Partial Gitaly Storage Rebalancing

To conserve space on Gitaly shards, we stop placing repositories in shards that are over space-utilized above certain percentage (currently 80%). However, due to organic growth in the existing repositories, disk utilization can still rise up and potentially reach 100%.

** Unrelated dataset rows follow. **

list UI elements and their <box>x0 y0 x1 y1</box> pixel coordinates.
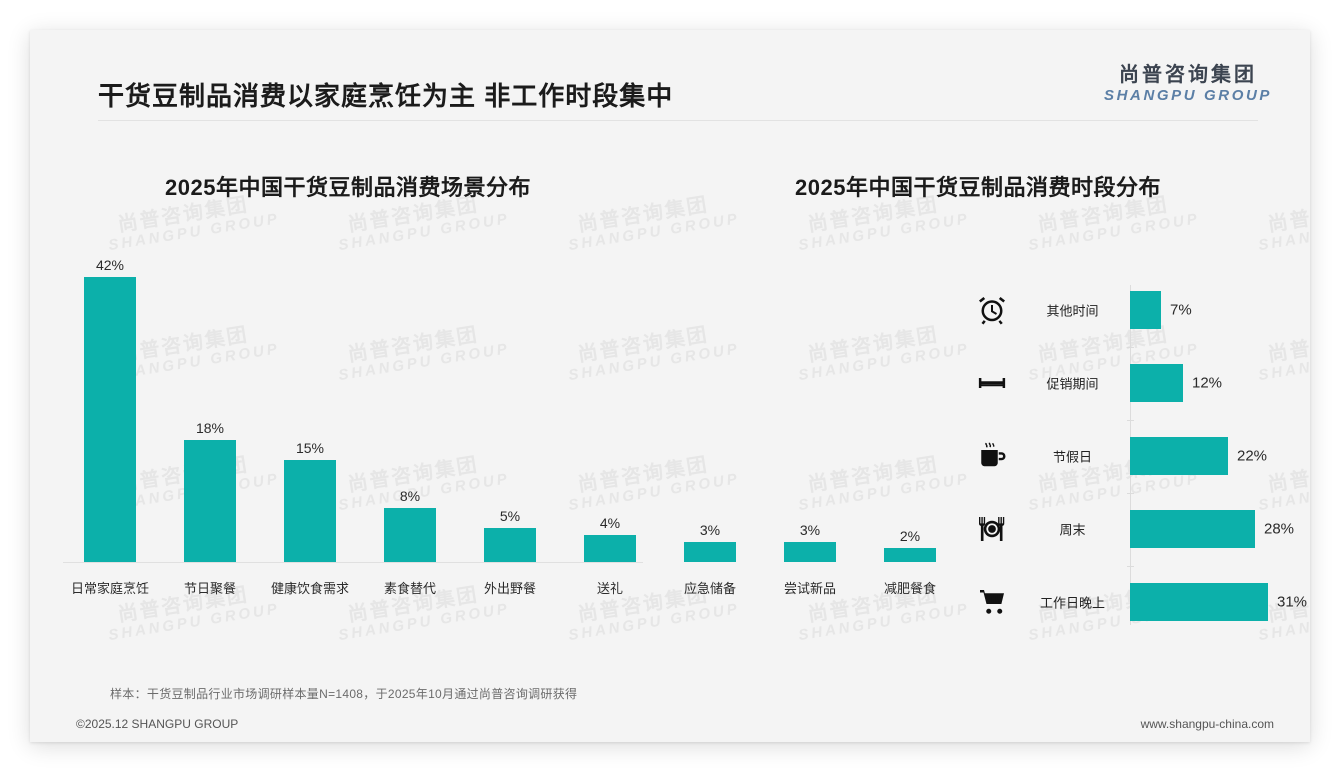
column-bar <box>884 548 936 562</box>
column-bar <box>784 542 836 562</box>
brand-logo: 尚普咨询集团 SHANGPU GROUP <box>1104 64 1272 105</box>
bar-chart-row: 周末 28% <box>930 499 1310 559</box>
column-category-label: 节日聚餐 <box>183 581 236 596</box>
column-bar <box>684 542 736 562</box>
bar-axis-tick <box>1127 420 1134 421</box>
bar-axis-tick <box>1127 566 1134 567</box>
header-divider <box>98 120 1258 121</box>
column-plot-area: 42% 18% 15% 8% 5% 4% 3% 3% 2% <box>48 240 936 570</box>
shopping-cart-icon <box>975 585 1009 619</box>
column-bar-item: 2% <box>878 529 942 562</box>
bar-chart-row: 促销期间 12% <box>930 353 1310 413</box>
column-category-label: 应急储备 <box>683 581 736 596</box>
column-bar-value: 2% <box>899 528 921 544</box>
column-category-label: 健康饮食需求 <box>270 581 349 596</box>
column-bar-item: 18% <box>178 421 242 562</box>
column-bar-item: 42% <box>78 258 142 562</box>
logo-english-text: SHANGPU GROUP <box>1104 87 1272 104</box>
horizontal-bar <box>1130 583 1268 621</box>
bar-category-label: 节假日 <box>1052 449 1092 465</box>
bar-category-label: 促销期间 <box>1046 376 1099 392</box>
horizontal-bar-value: 22% <box>1237 447 1268 465</box>
column-category-label: 日常家庭烹饪 <box>70 581 149 596</box>
horizontal-bar-value: 12% <box>1192 374 1223 392</box>
right-chart-title: 2025年中国干货豆制品消费时段分布 <box>795 175 1161 200</box>
alarm-clock-icon <box>975 293 1009 327</box>
bar-axis-tick <box>1127 347 1134 348</box>
column-bar <box>584 535 636 562</box>
bar-axis-tick <box>1127 493 1134 494</box>
column-bar-value: 42% <box>95 257 125 273</box>
column-bar-item: 4% <box>578 516 642 562</box>
column-category-label: 送礼 <box>596 581 623 596</box>
column-bar-item: 15% <box>278 441 342 562</box>
horizontal-bar <box>1130 510 1255 548</box>
horizontal-bar <box>1130 437 1228 475</box>
column-bar-item: 5% <box>478 509 542 562</box>
bar-chart-row: 其他时间 7% <box>930 280 1310 340</box>
horizontal-bar-value: 7% <box>1170 301 1192 319</box>
horizontal-bar-value: 28% <box>1264 520 1295 538</box>
sample-footnote: 样本：干货豆制品行业市场调研样本量N=1408，于2025年10月通过尚普咨询调… <box>110 687 578 701</box>
column-bar <box>84 277 136 562</box>
copyright-text: ©2025.12 SHANGPU GROUP <box>76 717 239 731</box>
column-bar-value: 15% <box>295 440 325 456</box>
column-bar-value: 5% <box>499 508 521 524</box>
bar-category-label: 工作日晚上 <box>1039 595 1105 611</box>
website-url: www.shangpu-china.com <box>1140 717 1274 731</box>
column-bar <box>484 528 536 562</box>
column-bar-item: 3% <box>678 523 742 562</box>
horizontal-bar <box>1130 364 1183 402</box>
mug-icon <box>975 439 1009 473</box>
slide-footer: ©2025.12 SHANGPU GROUP www.shangpu-china… <box>30 706 1310 742</box>
bar-chart-row: 节假日 22% <box>930 426 1310 486</box>
bed-icon <box>975 366 1009 400</box>
column-bar-value: 3% <box>799 522 821 538</box>
column-bar-value: 8% <box>399 488 421 504</box>
left-chart-title: 2025年中国干货豆制品消费场景分布 <box>165 175 531 200</box>
bar-category-label: 周末 <box>1059 522 1086 538</box>
consumption-time-bar-chart: 其他时间 7% 促销期间 12% 节假日 22% 周末 28% 工作日晚上 31% <box>930 275 1310 650</box>
column-category-label: 外出野餐 <box>483 581 536 596</box>
logo-chinese-text: 尚普咨询集团 <box>1119 64 1257 86</box>
column-bar <box>284 460 336 562</box>
column-chart-baseline <box>63 562 643 563</box>
page-title: 干货豆制品消费以家庭烹饪为主 非工作时段集中 <box>98 81 674 111</box>
column-bar <box>184 440 236 562</box>
column-bar-item: 8% <box>378 489 442 562</box>
column-category-label: 尝试新品 <box>783 581 836 596</box>
column-bar-value: 4% <box>599 515 621 531</box>
horizontal-bar <box>1130 291 1161 329</box>
column-category-label: 减肥餐食 <box>883 581 936 596</box>
plate-utensils-icon <box>975 512 1009 546</box>
consumption-scenario-column-chart: 42% 18% 15% 8% 5% 4% 3% 3% 2% 日常家庭烹饪 节日聚餐 健康饮食需求 素食… <box>48 240 936 600</box>
slide-canvas: 尚普咨询集团 SHANGPU GROUP 尚普咨询集团 SHANGPU GROUP 尚普… <box>30 30 1310 742</box>
slide-header: 干货豆制品消费以家庭烹饪为主 非工作时段集中 尚普咨询集团 SHANGPU GR… <box>30 30 1310 120</box>
column-bar-value: 3% <box>699 522 721 538</box>
column-bar-item: 3% <box>778 523 842 562</box>
bar-category-label: 其他时间 <box>1046 303 1099 319</box>
column-category-label: 素食替代 <box>383 581 436 596</box>
horizontal-bar-value: 31% <box>1277 593 1308 611</box>
column-bar-value: 18% <box>195 420 225 436</box>
column-bar <box>384 508 436 562</box>
bar-chart-row: 工作日晚上 31% <box>930 572 1310 632</box>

To counteract this, we have a capacity warning (example) that is triggered whenever the projected disk space utilization is going to exceed a certain threshold. This document describes the actions needed to resolve this alert by moving big repositories from heavily-utilized shards to least-utilized ones.

Procedure

Identify the heavily-utilized shards. Go to the “gitaly service | disk_space resource” dashboard, sort the entries by “Last” descendingly. Any shard entry for the /dev/sdb disk above the “aggregated disk_space” value is a candidate for rebalancing. If there are no entries above, then the immediate values after “aggregated disk_space” should be considered.
On each shard identified, we run the following:
Terminal window
```
# ssh gitaly-01-stor-gprd.c.gitlab-gitaly-gprd-uxyz.internal
tmux
sudo du -hcd 3 /var/opt/gitlab/git-data/repositories/@hashed | grep G | grep \\.git | tee /tmp/du
```
The du command looks for repositories that are over 1 gigabyte, it will take some time to finish (usually within an hour) hence we run in it in a tmux session.
Once du finishes, we get the list of repositories we plan on moving out of the shard:
Terminal window
```
sort -n /tmp/du | tail -n 50 | cut -d@ -f2 | cut -d. -f1 | sed -e 's/^/@/'
```
Copy the output.
On the production Rails console, run the following script, replacing <repos> with the output we copied in the last step, and <shard> by the FQDN of the Gitaly shard we are processing:
```
# ssh console-01-sv-gprd.c.gitlab-production.internal
# sudo gitlab-rails c
hashes = '<repos>'
projects = ProjectRepository.where(disk_path: hashes.split, shard: Shard.by_name('<shard>')).includes(:project).map(&:project).reject(&:forked?)
projects.each { _1.repository_storage_moves.build(source_storage_name: _1.repository_storage).schedule }
```
We exclude forks because moving them would also copy their object pool to the new destination, and since we don’t specify a destination (automatically chosen by Rails to be a least-utilized shard), we risk potentially copying object pools to different shards, increasing disk space, not reducing it.
Note the projects we’ve moved in an internal note in the warning issue, for future bookkeeping.
Repeat for other identified shards.
Usually within a day the issue would be auto-closed, if not, then more shards needs rebalancing.